The story never gets bad, it is entertaining throughout, the characters are original and interesting, so why not five stars? Well, two reasons. First, I don't think that any of the characters develop, at all, in the course of the book. Things happen, people die, and no one changes. Not something that I ordinarily like to give five stars to. Second, while it is terribly fun, it is not terribly relevant. There is nothing here that made me think, "Hrmmm..." in the realms of personal thought or thoughts of import. Again, not something that I like to give five stars to. If I could, I would, also, give it four and a half stars. If only Amazon would give us ten stars to use!!!
I read this book, enjoyed it, and discovered why it is on Time's list of the 100 Best Books in English since 1923 - Because it is good! So, I will be lending it, recommending it, and reading it again. It's definitely worth picking up.
B+
Harkius
Customer Rating:      Summary: I think I enjoyed it Comment: Hiro Protagonist is a free-lance hacker for the CIC (the Central Intelligence Corporation) and pizza delivery guy for the Mafia, a concert promoter, and other things to make ends meet. He is also the greatest swordsman in the world of the not too distant future. Most nation states have fallen apart and corporations have taken over running things. Hiro and his sidekick Y.T. are in up to their necks in a plot to take over the world by a "computer virus" as old as civilization itself.
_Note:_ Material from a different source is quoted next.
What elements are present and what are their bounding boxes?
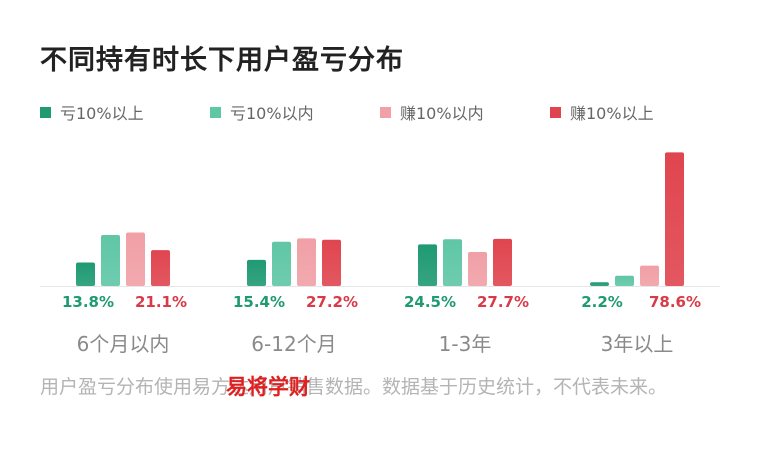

In this very original thriller that smacks of Lethal Weapon and the Matrix (although written in 1992) Neal Stephenson weaves together Sumerian myth, hackers, Pentecostalism, the world of organized crime, and an America that is scarily recognizable into a fast-paced intelligent story that will keep you turning the pages far into the night. The only problems are that Stephenson is sometimes needlessly crass, and the ending of the book is so abrupt it leaves a lot of loose ends that left me gasping for breath and a little put out with the author.
I enjoyed it immensley, but it left me unsatisfied with a bit of a bad taste in my mouth.